Rabu, 15 Mei 2013

What Google's Move Against Spotify May Mean for Music

Google officially launched its streaming music service at this year’s I/O Conference on Wednesday. The service, called All Access, is an attempt to challenge Spotify, but there are plenty of musicians worried about who stands to lose in a future where people pay subscription fees for access to a music library instead of forking over small sums to download songs.

The music industry has been the canary in the digital coal mine since the waning days of the Discman, and the hand-wringing over streaming mirrors a similar panic over how the shift to MP3s would destroy the music industry. (In retrospect, that panic seems pretty well justified.) By many accounts, it just gets worse from here.

Silicon Valley is betting on streaming largely because it’s about to get squeezed, too. On Tuesday, industry analyst Horace Dediu broke down the ways Apple makes money through iTunes. The revenue per user coming from music downloads is shrinking significantly, both in dollar terms and as a proportion of overall income. Last quarter, music downloads made up 27 percent of iTunes revenue, down from 47 percent in the third quarter of 2009.

This shrinking pie is hardly an incentive to make more music, notes Dediu. “The inevitable result will be a mass migration of talent away from the established content industries. Old media won’t fade due to a loss of users. It will fade due to a loss of talent,” he wrote.

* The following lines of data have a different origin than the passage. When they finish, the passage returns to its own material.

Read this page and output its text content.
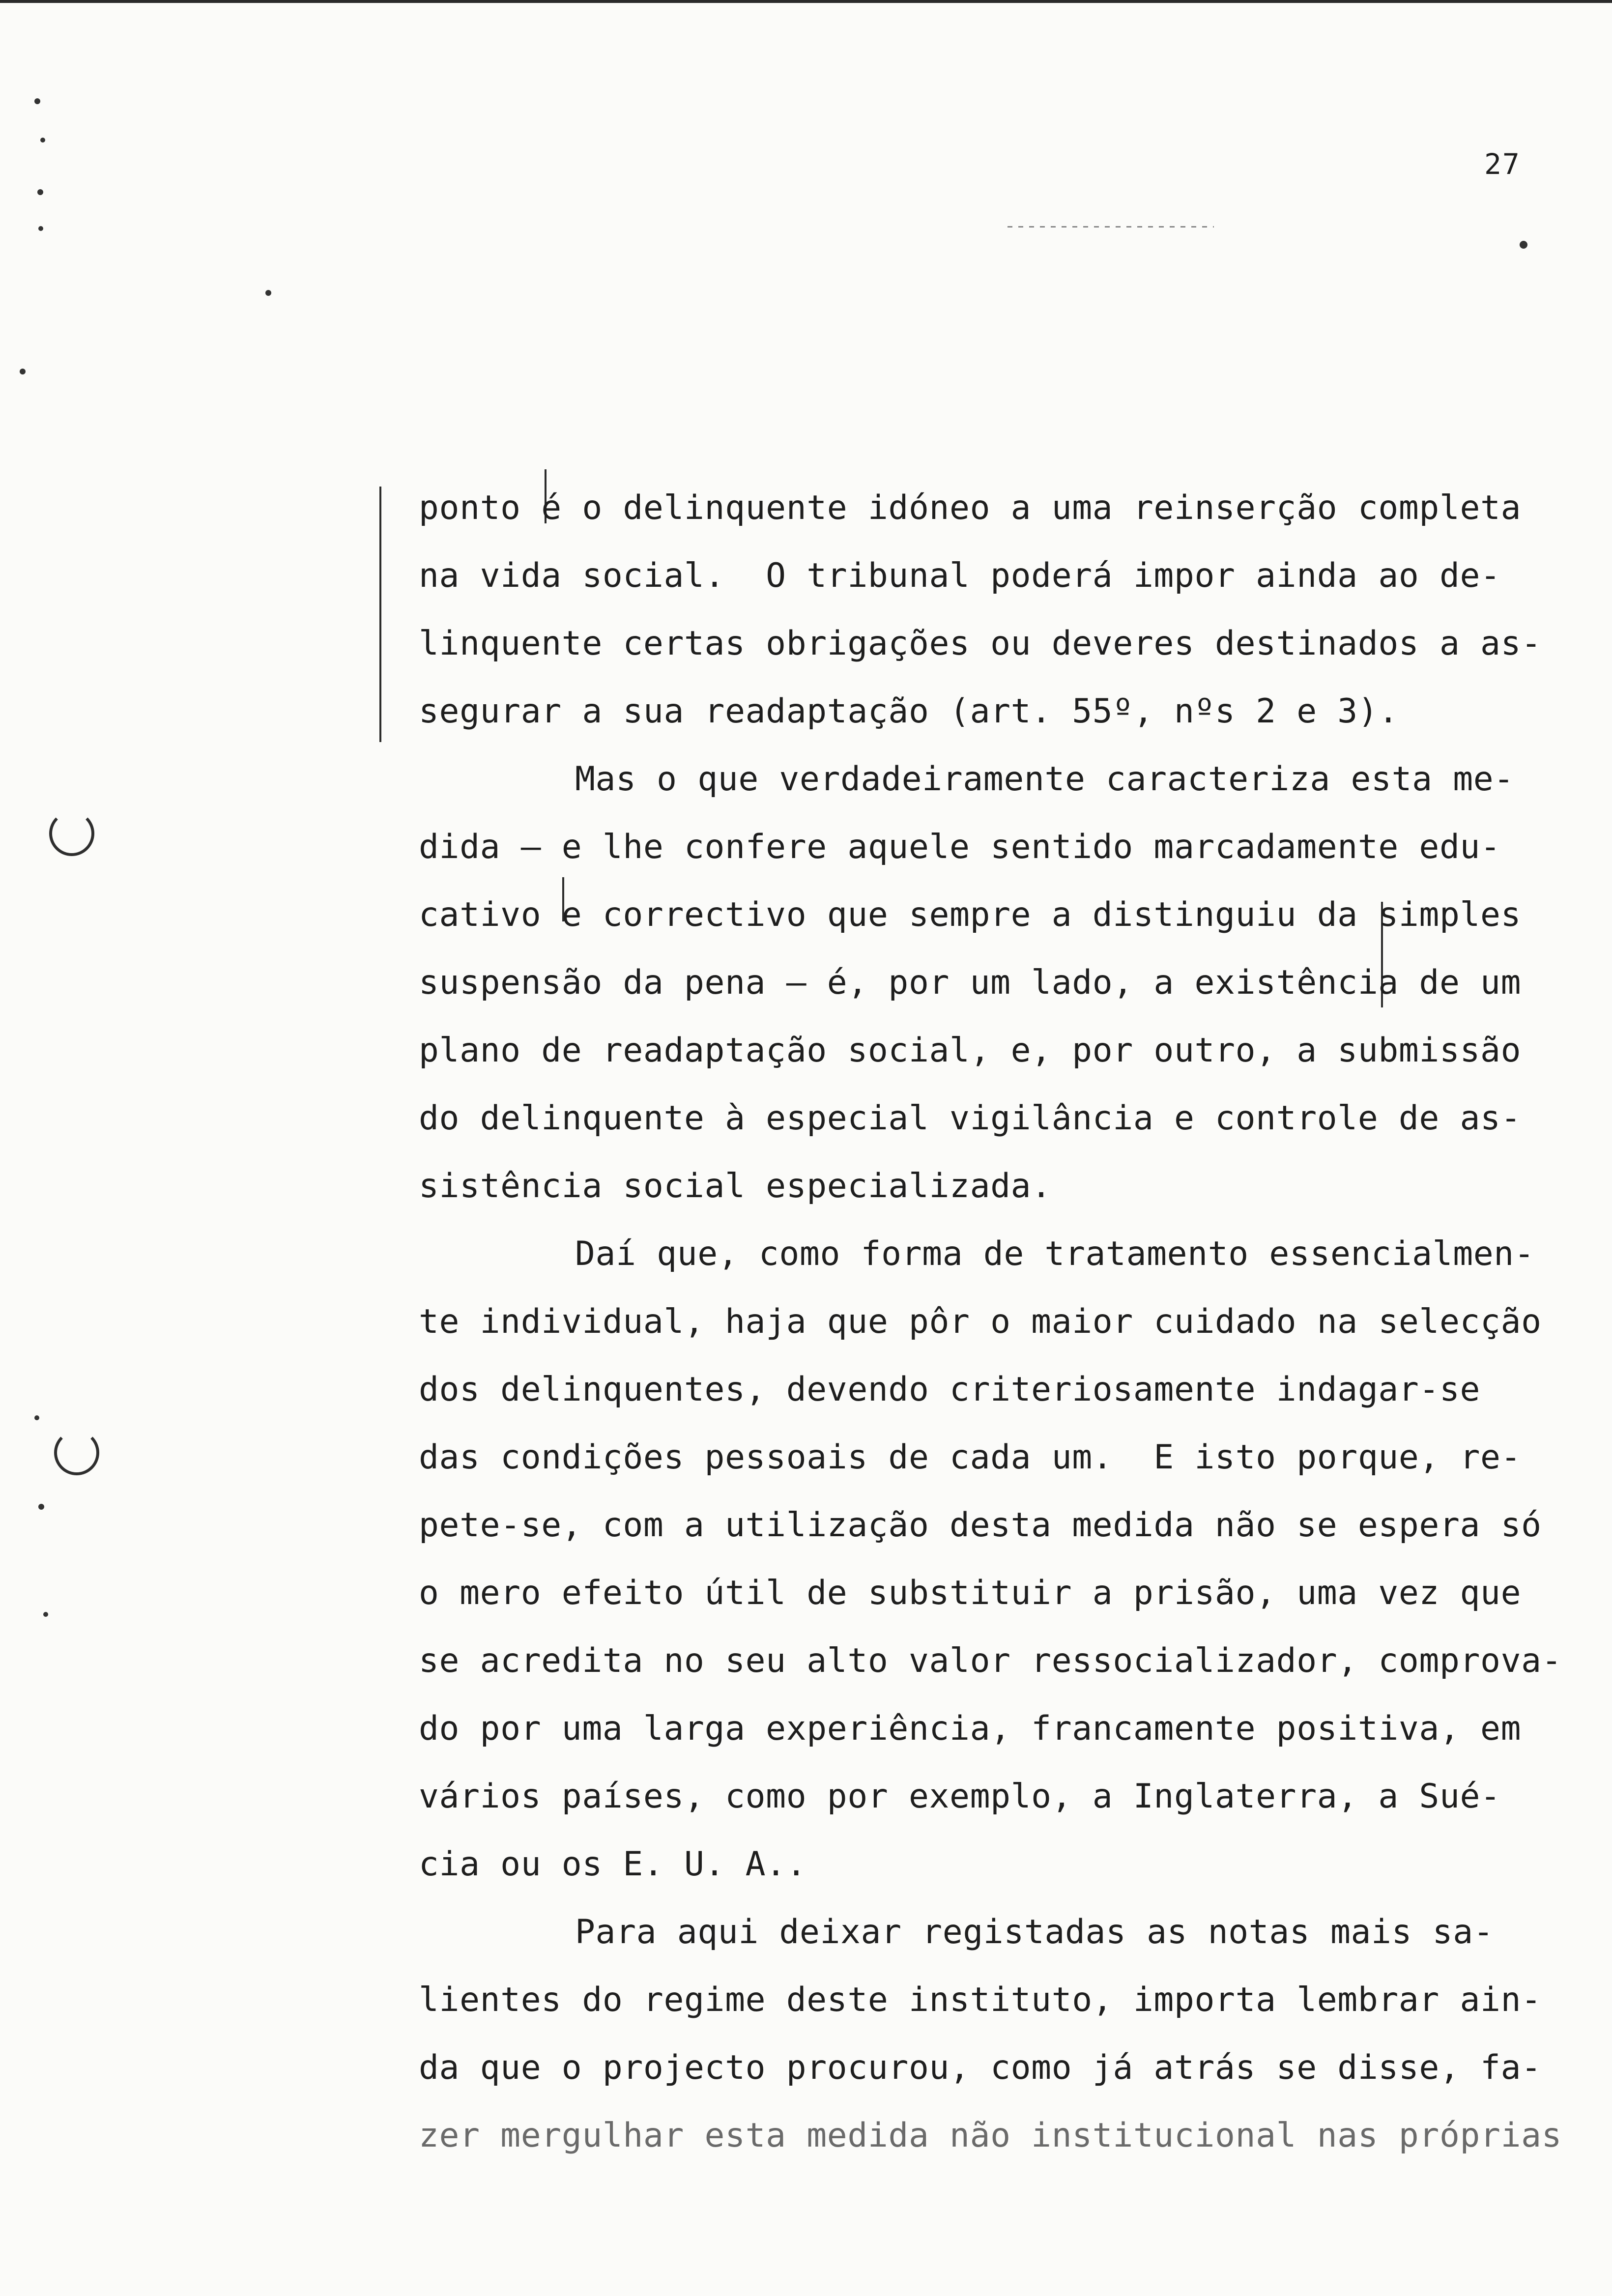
27
ponto é o delinquente idóneo a uma reinserção completa
na vida social.  O tribunal poderá impor ainda ao de-
linquente certas obrigações ou deveres destinados a as-
segurar a sua readaptação (art. 55º, nºs 2 e 3).
Mas o que verdadeiramente caracteriza esta me-
dida — e lhe confere aquele sentido marcadamente edu-
cativo e correctivo que sempre a distinguiu da simples
suspensão da pena — é, por um lado, a existência de um
plano de readaptação social, e, por outro, a submissão
do delinquente à especial vigilância e controle de as-
sistência social especializada.
Daí que, como forma de tratamento essencialmen-
te individual, haja que pôr o maior cuidado na selecção
dos delinquentes, devendo criteriosamente indagar-se
das condições pessoais de cada um.  E isto porque, re-
pete-se, com a utilização desta medida não se espera só
o mero efeito útil de substituir a prisão, uma vez que
se acredita no seu alto valor ressocializador, comprova-
do por uma larga experiência, francamente positiva, em
vários países, como por exemplo, a Inglaterra, a Sué-
cia ou os E. U. A..
Para aqui deixar registadas as notas mais sa-
lientes do regime deste instituto, importa lembrar ain-
da que o projecto procurou, como já atrás se disse, fa-
zer mergulhar esta medida não institucional nas próprias
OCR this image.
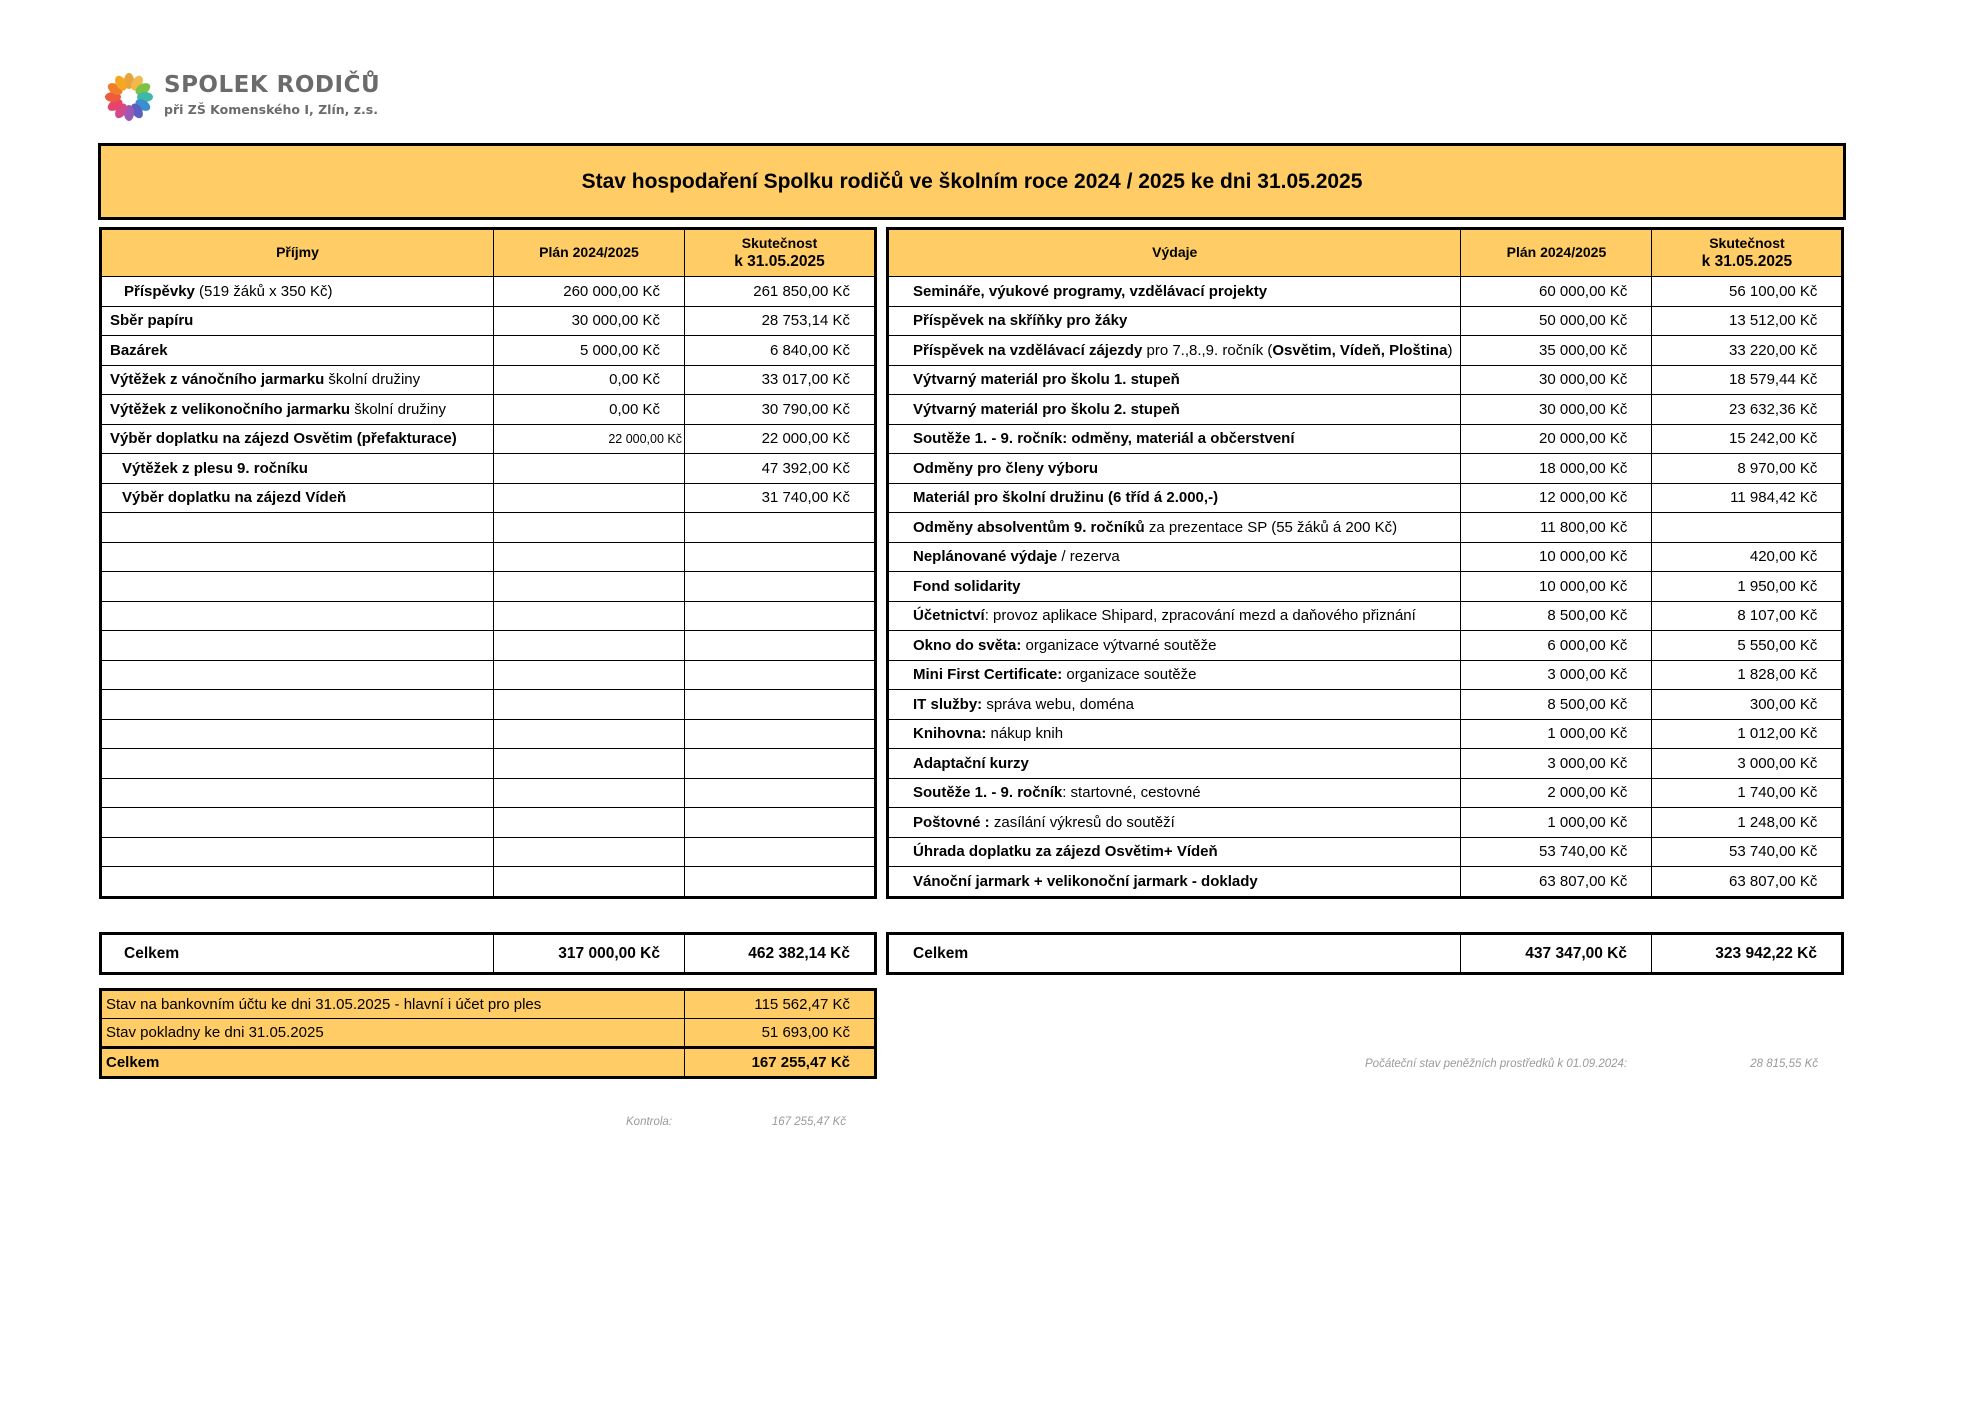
SPOLEK RODIČŮ
při ZŠ Komenského I, Zlín, z.s.
Stav hospodaření Spolku rodičů ve školním roce 2024 / 2025 ke dni 31.05.2025
Příjmy	Plán 2024/2025	Skutečnost
k 31.05.2025
Příspěvky (519 žáků x 350 Kč)	260 000,00 Kč	261 850,00 Kč
Sběr papíru	30 000,00 Kč	28 753,14 Kč
Bazárek	5 000,00 Kč	6 840,00 Kč
Výtěžek z vánočního jarmarku školní družiny	0,00 Kč	33 017,00 Kč
Výtěžek z velikonočního jarmarku školní družiny	0,00 Kč	30 790,00 Kč
Výběr doplatku na zájezd Osvětim (přefakturace)	22 000,00 Kč	22 000,00 Kč
Výtěžek z plesu 9. ročníku		47 392,00 Kč
Výběr doplatku na zájezd Vídeň		31 740,00 Kč

Výdaje	Plán 2024/2025	Skutečnost
k 31.05.2025
Semináře, výukové programy, vzdělávací projekty	60 000,00 Kč	56 100,00 Kč
Příspěvek na skříňky pro žáky	50 000,00 Kč	13 512,00 Kč
Příspěvek na vzdělávací zájezdy pro 7.,8.,9. ročník (Osvětim, Vídeň, Ploština)	35 000,00 Kč	33 220,00 Kč
Výtvarný materiál pro školu 1. stupeň	30 000,00 Kč	18 579,44 Kč
Výtvarný materiál pro školu 2. stupeň	30 000,00 Kč	23 632,36 Kč
Soutěže 1. - 9. ročník: odměny, materiál a občerstvení	20 000,00 Kč	15 242,00 Kč
Odměny pro členy výboru	18 000,00 Kč	8 970,00 Kč
Materiál pro školní družinu (6 tříd á 2.000,-)	12 000,00 Kč	11 984,42 Kč
Odměny absolventům 9. ročníků za prezentace SP (55 žáků á 200 Kč)	11 800,00 Kč	
Neplánované výdaje / rezerva	10 000,00 Kč	420,00 Kč
Fond solidarity	10 000,00 Kč	1 950,00 Kč
Účetnictví: provoz aplikace Shipard, zpracování mezd a daňového přiznání	8 500,00 Kč	8 107,00 Kč
Okno do světa: organizace výtvarné soutěže	6 000,00 Kč	5 550,00 Kč
Mini First Certificate: organizace soutěže	3 000,00 Kč	1 828,00 Kč
IT služby: správa webu, doména	8 500,00 Kč	300,00 Kč
Knihovna: nákup knih	1 000,00 Kč	1 012,00 Kč
Adaptační kurzy	3 000,00 Kč	3 000,00 Kč
Soutěže 1. - 9. ročník: startovné, cestovné	2 000,00 Kč	1 740,00 Kč
Poštovné : zasílání výkresů do soutěží	1 000,00 Kč	1 248,00 Kč
Úhrada doplatku za zájezd Osvětim+ Vídeň	53 740,00 Kč	53 740,00 Kč
Vánoční jarmark + velikonoční jarmark - doklady	63 807,00 Kč	63 807,00 Kč
Celkem	317 000,00 Kč	462 382,14 Kč	Celkem	437 347,00 Kč	323 942,22 Kč
Stav na bankovním účtu ke dni 31.05.2025 - hlavní i účet pro ples	115 562,47 Kč
Stav pokladny ke dni 31.05.2025	51 693,00 Kč
Celkem	167 255,47 Kč	Počáteční stav peněžních prostředků k 01.09.2024:	28 815,55 Kč
Kontrola:	167 255,47 Kč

That’s unless the cloud can change things. The pitch for musicians and labels from Spotify (and, presumably, competitors such as Google) is that subscription services will replace the lost revenue from reduced downloads, which of course never quite got around to replacing the revenue lost from plunging record sales. The company claims to have paid out more than $500 million since its launching, with royalties growing dramatically each year.

This has been met with skepticism from many people in the music industry. The Web runneth over with stories from artists discussing just how little they are making from streaming. In one, folk rocker Damon Krukowski examined his own paychecks from album sales and streaming services for Pitchfork. He concluded that a song of his would have to be played 47,680 times on Spotify or 312,000 times on Pandora to earn the profit of a single LP sale.

Of course, the music industry has a long tradition of separating a song’s profit from its creators. Still, wrote Krukowski, “the ways in which musicians are screwed have changed qualitatively, from individualized swindles to systemic ones.”

There are essentially two ways that the entry of companies such as Google (GOOG), Apple (AAPL), and Amazon (AMZN) could change this. First, it could make streaming music more popular. If you’re making fractions of a penny each time a song gets played, the songs need to get played a whole lot for you to make a living. In that respect, Google’s enormous base of smartphone users is a pretty enticing prospect for record labels and artists.

Big tech companies could also change the balance of power in the music business. This is a touchy subject: The wrangling over royalties between record companies and Google and Apple has already held up the launch of their services. Still, it’s unlikely that record companies are going to be able to bully these companies into paying more than Spotify does.

More likely, prices will keep falling, because streaming music is not a particularly good business right now. As it grows, Spotify takes incrementally larger losses. The company lost $59 million in 2011, even though its revenue grew by about 250 percent, according to PrivCo, a company that tracks private companies.

Spotify’s rates should really be seen as a kind of teaser price for artists, because the company is willing to lose money to grow for now, says music industry analyst Mark Mulligan. Both Spotify and Pandora (P) have been pushing had to get artists to accept less, he says, because they simply cannot make a profit otherwise. And there’s little evidence that the majority of music listeners will ever pay the $9.99 a month that Spotify asks for its premium service. Google’s All Access service is slated to cost the same, although everyone will get 30 days of free access, and those who sign up before June 30 will only be charged $7.99 monthly.

At such prices, Mulligan is skeptical that streaming services will ever be able to reach the scale that would allow musicians to earn a living. “Ultimately the price needs to be lower,” he says. “$9.99 is not a mass market price point.”

Joshua Brustein is a writer for Businessweek.com.